As we know in an equilateral triangle, the lengths of all three sides are equal. So, each of the interior angles will have a measure of 60 degrees. Since the angles of an equilateral triangle are the same, it is also known as an equiangular triangle. So we can say, all equiangular triangles will have each interior angle of 60 degrees. Hence, by Angle-Angle-Angle similarity all equiangular triangles are similar.

The centroid of the equilateral triangle lies at the centre of the triangle. Since all its sides are equal in length, hence it is easy to find its centroid.

To find the centroid, we have to draw perpendiculars from each vertex of the triangle to the opposite sides. These perpendiculars are all equal in length and intersect each other at a single point, that point is known as centroid. The centroid of the triangle is shown below:

The circumcenter of an equilateral triangle is the point of intersection perpendicular bisectors of the sides. Hence, the circumcircle passes through all three vertices of the triangle.

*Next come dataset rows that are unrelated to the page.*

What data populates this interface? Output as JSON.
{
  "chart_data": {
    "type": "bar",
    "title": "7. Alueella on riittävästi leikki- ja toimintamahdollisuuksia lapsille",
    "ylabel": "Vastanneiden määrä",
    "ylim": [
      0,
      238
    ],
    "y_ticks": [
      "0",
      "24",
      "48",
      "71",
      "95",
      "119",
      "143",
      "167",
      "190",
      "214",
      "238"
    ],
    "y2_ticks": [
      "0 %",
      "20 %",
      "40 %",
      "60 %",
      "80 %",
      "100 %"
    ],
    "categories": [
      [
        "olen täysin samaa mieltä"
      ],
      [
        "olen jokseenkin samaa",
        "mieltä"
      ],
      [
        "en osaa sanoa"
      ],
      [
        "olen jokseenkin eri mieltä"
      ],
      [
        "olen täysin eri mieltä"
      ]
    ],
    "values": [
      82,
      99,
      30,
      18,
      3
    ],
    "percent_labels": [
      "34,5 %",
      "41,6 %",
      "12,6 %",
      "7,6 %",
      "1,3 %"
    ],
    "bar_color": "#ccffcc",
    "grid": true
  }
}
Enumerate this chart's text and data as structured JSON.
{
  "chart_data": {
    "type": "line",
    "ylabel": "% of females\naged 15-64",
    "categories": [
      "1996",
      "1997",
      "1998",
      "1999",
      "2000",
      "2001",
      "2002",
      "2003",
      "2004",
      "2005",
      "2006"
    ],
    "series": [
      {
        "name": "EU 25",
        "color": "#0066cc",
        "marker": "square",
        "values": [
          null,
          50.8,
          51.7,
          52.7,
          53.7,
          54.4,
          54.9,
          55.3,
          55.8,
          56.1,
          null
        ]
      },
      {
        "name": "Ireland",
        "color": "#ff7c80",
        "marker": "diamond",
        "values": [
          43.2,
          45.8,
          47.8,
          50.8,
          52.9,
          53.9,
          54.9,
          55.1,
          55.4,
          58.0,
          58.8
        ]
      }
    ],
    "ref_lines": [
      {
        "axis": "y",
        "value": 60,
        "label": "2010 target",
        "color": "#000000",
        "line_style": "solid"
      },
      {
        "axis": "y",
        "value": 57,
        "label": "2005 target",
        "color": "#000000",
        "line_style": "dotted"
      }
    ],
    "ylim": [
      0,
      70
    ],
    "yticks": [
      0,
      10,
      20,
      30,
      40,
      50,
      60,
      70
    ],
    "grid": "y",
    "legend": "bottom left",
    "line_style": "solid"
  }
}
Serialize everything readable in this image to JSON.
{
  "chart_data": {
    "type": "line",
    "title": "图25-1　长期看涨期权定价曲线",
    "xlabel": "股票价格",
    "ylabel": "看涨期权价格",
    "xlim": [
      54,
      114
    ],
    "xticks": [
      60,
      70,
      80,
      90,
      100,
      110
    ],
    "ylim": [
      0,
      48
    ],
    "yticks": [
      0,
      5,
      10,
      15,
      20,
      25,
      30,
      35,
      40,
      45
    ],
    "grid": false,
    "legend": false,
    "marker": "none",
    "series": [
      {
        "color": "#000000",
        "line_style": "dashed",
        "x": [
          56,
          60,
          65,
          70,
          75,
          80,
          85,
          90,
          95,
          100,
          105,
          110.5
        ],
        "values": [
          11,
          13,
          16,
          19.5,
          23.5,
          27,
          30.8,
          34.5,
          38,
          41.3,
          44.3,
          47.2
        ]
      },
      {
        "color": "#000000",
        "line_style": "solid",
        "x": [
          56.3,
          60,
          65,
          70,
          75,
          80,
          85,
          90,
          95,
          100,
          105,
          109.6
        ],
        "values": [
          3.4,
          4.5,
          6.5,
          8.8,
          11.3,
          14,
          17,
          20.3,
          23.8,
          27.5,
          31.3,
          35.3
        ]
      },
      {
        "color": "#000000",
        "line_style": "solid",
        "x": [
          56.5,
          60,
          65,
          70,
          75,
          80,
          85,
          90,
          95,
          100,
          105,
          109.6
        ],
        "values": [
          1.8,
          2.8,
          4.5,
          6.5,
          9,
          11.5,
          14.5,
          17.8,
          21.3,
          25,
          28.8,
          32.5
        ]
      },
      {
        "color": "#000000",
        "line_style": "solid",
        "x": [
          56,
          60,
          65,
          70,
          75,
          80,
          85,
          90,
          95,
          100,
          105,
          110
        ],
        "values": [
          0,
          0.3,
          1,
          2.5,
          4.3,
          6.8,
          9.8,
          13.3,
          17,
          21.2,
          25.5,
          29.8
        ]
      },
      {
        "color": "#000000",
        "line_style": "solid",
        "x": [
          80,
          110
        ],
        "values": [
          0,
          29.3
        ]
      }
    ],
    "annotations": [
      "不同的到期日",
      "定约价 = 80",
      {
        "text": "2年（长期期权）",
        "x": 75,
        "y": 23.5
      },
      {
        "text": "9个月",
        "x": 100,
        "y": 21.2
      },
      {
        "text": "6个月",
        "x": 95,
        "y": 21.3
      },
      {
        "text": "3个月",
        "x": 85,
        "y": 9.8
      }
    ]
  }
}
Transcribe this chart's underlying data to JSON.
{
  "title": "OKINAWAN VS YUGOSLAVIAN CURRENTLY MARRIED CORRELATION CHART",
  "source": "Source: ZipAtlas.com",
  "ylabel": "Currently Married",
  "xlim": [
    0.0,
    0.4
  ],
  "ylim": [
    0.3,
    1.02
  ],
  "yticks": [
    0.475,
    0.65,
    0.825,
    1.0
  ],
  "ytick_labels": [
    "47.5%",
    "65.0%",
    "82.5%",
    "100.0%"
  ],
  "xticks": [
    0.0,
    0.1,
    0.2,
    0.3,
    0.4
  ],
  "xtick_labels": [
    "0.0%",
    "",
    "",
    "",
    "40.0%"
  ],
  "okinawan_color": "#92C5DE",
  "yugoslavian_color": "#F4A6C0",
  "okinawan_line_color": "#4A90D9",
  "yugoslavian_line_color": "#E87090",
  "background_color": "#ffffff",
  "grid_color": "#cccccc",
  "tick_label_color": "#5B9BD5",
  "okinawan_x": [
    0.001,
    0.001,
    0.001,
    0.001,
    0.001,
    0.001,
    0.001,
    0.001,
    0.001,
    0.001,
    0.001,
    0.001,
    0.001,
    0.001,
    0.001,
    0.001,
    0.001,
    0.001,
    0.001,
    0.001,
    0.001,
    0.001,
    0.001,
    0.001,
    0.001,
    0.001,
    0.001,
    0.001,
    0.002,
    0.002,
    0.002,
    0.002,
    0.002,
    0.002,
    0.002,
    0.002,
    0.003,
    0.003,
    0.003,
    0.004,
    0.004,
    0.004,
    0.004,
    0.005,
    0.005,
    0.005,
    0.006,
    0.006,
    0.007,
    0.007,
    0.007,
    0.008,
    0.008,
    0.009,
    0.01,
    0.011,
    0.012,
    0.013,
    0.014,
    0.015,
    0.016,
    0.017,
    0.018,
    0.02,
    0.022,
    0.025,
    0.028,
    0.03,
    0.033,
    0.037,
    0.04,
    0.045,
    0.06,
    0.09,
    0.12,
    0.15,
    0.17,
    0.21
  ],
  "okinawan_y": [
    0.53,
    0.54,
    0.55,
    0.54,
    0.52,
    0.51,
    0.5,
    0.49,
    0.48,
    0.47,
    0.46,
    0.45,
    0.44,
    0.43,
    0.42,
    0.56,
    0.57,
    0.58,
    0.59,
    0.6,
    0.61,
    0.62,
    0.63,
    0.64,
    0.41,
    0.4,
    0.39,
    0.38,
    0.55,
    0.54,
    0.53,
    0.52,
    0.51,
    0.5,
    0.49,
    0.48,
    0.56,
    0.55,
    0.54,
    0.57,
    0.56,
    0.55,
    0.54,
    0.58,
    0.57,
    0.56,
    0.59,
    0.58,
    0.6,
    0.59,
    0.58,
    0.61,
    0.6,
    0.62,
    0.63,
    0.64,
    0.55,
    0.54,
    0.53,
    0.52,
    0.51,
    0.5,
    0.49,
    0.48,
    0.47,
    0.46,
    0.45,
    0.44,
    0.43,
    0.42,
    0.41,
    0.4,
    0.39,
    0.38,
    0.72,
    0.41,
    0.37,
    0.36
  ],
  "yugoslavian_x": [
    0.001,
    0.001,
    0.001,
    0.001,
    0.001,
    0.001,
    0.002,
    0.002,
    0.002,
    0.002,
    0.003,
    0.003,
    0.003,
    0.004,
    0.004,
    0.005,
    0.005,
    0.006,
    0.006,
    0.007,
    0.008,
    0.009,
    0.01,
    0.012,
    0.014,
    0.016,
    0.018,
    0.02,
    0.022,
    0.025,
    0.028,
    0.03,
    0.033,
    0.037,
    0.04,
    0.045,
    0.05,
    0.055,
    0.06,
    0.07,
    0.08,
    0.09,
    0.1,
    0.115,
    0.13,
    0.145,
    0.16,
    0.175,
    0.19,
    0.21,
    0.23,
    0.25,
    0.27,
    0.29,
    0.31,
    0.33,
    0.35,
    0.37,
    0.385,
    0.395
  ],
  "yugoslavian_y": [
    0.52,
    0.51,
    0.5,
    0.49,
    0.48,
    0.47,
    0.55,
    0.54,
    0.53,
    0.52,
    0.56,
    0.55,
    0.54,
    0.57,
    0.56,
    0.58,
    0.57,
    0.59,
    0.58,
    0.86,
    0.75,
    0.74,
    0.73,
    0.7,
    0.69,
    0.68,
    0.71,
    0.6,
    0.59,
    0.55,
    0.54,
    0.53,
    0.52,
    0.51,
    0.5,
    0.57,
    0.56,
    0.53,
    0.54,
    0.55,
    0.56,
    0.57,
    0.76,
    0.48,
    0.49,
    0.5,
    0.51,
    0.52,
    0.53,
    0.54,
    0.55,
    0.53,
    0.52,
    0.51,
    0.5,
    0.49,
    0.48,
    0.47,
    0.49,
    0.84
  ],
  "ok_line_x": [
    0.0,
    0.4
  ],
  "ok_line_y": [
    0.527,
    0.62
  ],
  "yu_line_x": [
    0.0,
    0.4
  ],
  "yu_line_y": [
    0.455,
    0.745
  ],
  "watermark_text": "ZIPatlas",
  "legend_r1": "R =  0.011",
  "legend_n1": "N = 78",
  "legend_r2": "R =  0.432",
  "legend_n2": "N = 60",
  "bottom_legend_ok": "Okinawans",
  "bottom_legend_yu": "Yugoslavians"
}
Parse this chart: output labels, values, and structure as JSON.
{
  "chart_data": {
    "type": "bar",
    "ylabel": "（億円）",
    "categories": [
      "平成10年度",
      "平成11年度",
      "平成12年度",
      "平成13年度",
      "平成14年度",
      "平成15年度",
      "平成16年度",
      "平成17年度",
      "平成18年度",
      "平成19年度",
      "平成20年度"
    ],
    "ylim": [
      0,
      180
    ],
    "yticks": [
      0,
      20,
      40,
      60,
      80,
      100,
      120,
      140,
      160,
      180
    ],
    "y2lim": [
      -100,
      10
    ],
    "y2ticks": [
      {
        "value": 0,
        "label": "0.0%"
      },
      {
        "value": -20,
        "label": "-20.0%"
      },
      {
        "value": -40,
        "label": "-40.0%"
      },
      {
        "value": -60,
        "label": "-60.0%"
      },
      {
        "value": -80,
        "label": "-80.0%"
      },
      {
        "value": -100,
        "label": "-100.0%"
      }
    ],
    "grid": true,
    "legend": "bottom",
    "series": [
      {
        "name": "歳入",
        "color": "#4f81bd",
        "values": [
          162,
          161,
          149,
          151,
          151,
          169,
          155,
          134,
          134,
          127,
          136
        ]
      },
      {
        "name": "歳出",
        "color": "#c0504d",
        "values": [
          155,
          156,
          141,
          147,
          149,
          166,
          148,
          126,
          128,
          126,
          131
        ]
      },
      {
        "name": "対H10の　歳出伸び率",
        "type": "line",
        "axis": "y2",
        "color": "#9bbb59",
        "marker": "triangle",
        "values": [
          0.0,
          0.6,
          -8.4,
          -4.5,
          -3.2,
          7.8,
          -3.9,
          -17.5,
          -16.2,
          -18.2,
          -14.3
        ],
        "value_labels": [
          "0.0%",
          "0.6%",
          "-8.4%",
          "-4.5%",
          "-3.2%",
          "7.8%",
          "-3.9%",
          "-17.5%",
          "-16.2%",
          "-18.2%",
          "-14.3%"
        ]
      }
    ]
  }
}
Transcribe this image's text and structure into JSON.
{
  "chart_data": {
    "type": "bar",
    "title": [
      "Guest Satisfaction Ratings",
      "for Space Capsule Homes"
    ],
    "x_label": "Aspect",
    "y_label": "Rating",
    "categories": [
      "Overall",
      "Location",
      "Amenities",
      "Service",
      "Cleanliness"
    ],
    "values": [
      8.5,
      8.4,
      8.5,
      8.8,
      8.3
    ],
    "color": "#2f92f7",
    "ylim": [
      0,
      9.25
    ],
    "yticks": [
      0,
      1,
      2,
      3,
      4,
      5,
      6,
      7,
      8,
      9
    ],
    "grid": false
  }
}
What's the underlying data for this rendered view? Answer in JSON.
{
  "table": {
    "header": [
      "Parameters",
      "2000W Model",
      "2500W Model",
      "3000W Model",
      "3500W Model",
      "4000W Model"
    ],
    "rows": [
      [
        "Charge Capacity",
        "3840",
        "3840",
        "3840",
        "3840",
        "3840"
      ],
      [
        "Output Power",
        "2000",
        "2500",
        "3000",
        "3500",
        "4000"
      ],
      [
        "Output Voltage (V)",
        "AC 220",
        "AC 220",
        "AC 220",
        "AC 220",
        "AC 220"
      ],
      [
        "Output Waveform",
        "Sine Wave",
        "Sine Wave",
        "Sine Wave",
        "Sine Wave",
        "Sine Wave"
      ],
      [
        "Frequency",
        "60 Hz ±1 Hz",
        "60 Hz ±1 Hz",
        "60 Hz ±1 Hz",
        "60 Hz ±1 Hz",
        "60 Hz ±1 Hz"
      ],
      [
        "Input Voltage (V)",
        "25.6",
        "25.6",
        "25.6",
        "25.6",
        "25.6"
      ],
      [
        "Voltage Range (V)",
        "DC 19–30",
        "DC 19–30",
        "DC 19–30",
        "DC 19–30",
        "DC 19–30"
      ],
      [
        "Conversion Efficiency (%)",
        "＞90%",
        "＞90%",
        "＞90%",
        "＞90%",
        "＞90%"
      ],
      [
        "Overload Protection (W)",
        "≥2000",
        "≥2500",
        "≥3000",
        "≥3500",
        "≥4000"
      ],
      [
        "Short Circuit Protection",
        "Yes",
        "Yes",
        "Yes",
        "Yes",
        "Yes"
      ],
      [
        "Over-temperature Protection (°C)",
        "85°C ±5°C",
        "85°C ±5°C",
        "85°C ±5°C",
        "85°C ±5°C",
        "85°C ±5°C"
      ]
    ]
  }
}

If any of the incenter, orthocenter, or centroid coincide with the circumcenter of a triangle, then it is called an equilateral triangle.

The word “equiangular” means “equal angles”.

An acute angle triangle is a triangle whose measure of all three interior angles is less than 90˚. Since the measure of all three interior angles of an equiangular triangle is 60˚. Hence, an equiangular triangle is always an acute-angled triangle.

An equilateral triangle is a triangle whose all three sides are equal. It is a special kind of isosceles triangle whose base is equal to each leg, and whose vertex angle is equal to its base angles. Therefore, since all three sides of an equilateral triangle are equal, so all three angles are also equal. Hence, every equilateral triangle is also known as equiangular.

FAQ (Frequently Asked Questions)

1. What is Another Name for an Equiangular Triangle?

Ans: Another name for an equiangular triangle is an equilateral triangle. All equilateral triangles are also equiangular.

2. What do You Mean by an Equiangular Triangle?

Ans: A triangle with three equal interior angles is called an equiangular triangle. In an equiangular triangle, the measure of all the interior angles is 60^{o}. An equiangular triangle has three sides of equal length, and it is the same as an equilateral triangle.

3. What is the Formula for the Perimeter of the Equilateral Triangle?

Ans: The formula to calculate the perimeter of an equilateral triangle is: 3a, where a is the side of an equilateral triangle.